Le quatrième recensement général de la population et de l’habitat du Cameroun, initialement prévu pour s’achever le 29 mai 2026, a été prolongé de deux mois par décret du chef du gouvernement, Joseph Dion Ngute. Cette décision intervient dans un contexte marqué par des dysfonctionnements et une grève des agents recenseurs à Douala, dénoncés par Philippe Nanga, coordonnateur de l’ONG Un Monde Avenir et figure de la société civile camerounaise. Selon RFI, ces tensions révèlent des lacunes dans l’organisation d’un processus présenté comme « capital » pour l’État.

Ce qu'il faut retenir

  • Le recensement camerounais, quatrième de son histoire, a été prolongé de deux mois après un décret de Joseph Dion Ngute, chef du gouvernement.
  • Des agents recenseurs à Douala ont entamé une grève après dix jours de travail sans avoir perçu leur rémunération.
  • Philippe Nanga, coordonnateur de l’ONG Un Monde Avenir, dénonce « une cacophonie générale » dans la conduite de l’opération.
  • L’objectif initial du recensement était de s’achever le 29 mai 2026, avant sa prolongation jusqu’à fin juillet.

Un recensement retardé par des dysfonctionnements logistiques

La prolongation du recensement, initialement prévue pour s’achever à la fin du mois de mai, reflète les difficultés rencontrées par les autorités camerounaises dans la mise en œuvre de cette opération. D’après RFI, les retards s’accumulent depuis le lancement de l’enquête, avec des problèmes d’ordre logistique et financier touchant directement les agents sur le terrain. À Douala, épicentre des tensions, des recenseurs ont décidé de cesser le travail après avoir travaillé dix jours sans être payés, illustrant les dysfonctionnements administratifs qui perturbent le bon déroulement du processus.
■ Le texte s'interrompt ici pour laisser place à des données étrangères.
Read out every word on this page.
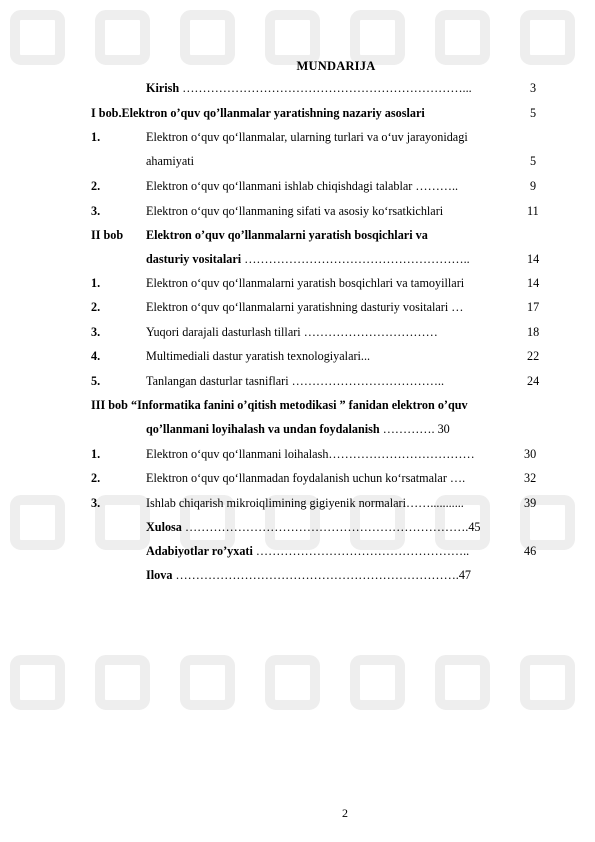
MUNDARIJA
Kirish ……………………………………………………………...	3
I bob.Elektron o’quv qo’llanmalar yaratishning nazariy asoslari	5
1.	Elektron o‘quv qo‘llanmalar, ularning turlari va o‘uv jarayonidagi
ahamiyati	5
2.	Elektron o‘quv qo‘llanmani ishlab chiqishdagi talablar ………..	9
3.	Elektron o‘quv qo‘llanmaning sifati va asosiy ko‘rsatkichlari	11
II bob Elektron o’quv qo’llanmalarni yaratish bosqichlari va
dasturiy vositalari ………………………………………………..	14
1.	Elektron o‘quv qo‘llanmalarni yaratish bosqichlari va tamoyillari	14
2.	Elektron o‘quv qo‘llanmalarni yaratishning dasturiy vositalari …	17
3.	Yuqori darajali dasturlash tillari ……………………………	18
4.	Multimediali dastur yaratish texnologiyalari...	22
5.	Tanlangan dasturlar tasniflari ………………………………..	24
III bob “Informatika fanini o’qitish metodikasi ” fanidan elektron o’quv
qo’llanmani loyihalash va undan foydalanish …………. 30
1.	Elektron o‘quv qo‘llanmani loihalash………………………………	30
2.	Elektron o‘quv qo‘llanmadan foydalanish uchun ko‘rsatmalar ….	32
3.	Ishlab chiqarish mikroiqlimining gigiyenik normalari……...........	39
Xulosa …………………………………………………………….45
Adabiyotlar ro’yxati ……………………………………………..	46
Ilova …………………………………………………………….47
2
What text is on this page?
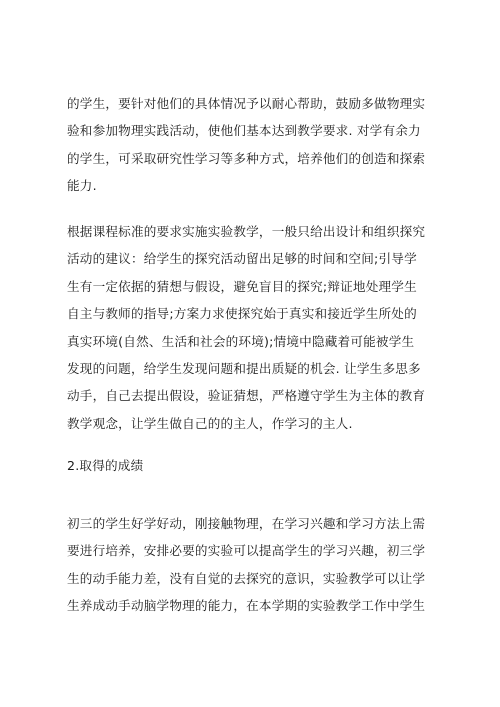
的学生，要针对他们的具体情况予以耐心帮助，鼓励多做物理实
验和参加物理实践活动，使他们基本达到教学要求. 对学有余力
的学生，可采取研究性学习等多种方式，培养他们的创造和探索
能力.

根据课程标准的要求实施实验教学，一般只给出设计和组织探究
活动的建议：给学生的探究活动留出足够的时间和空间;引导学
生有一定依据的猜想与假设，避免盲目的探究;辩证地处理学生
自主与教师的指导;方案力求使探究始于真实和接近学生所处的
真实环境(自然、生活和社会的环境);情境中隐藏着可能被学生
发现的问题，给学生发现问题和提出质疑的机会. 让学生多思多
动手，自己去提出假设，验证猜想，严格遵守学生为主体的教育
教学观念，让学生做自己的的主人，作学习的主人.

2.取得的成绩

初三的学生好学好动，刚接触物理，在学习兴趣和学习方法上需
要进行培养，安排必要的实验可以提高学生的学习兴趣，初三学
生的动手能力差，没有自觉的去探究的意识，实验教学可以让学
生养成动手动脑学物理的能力，在本学期的实验教学工作中学生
Ce recensement, quatrième du genre dans l’histoire du pays, vise à actualiser les données démographiques et socio-économiques du Cameroun. Son report soulève des questions sur la capacité des autorités à garantir les moyens nécessaires à sa réalisation dans les délais impartis. Les autorités n’ont pas encore communiqué sur les mesures prises pour résoudre ces blocages, si ce n’est la signature du décret de prolongation par Joseph Dion Ngute.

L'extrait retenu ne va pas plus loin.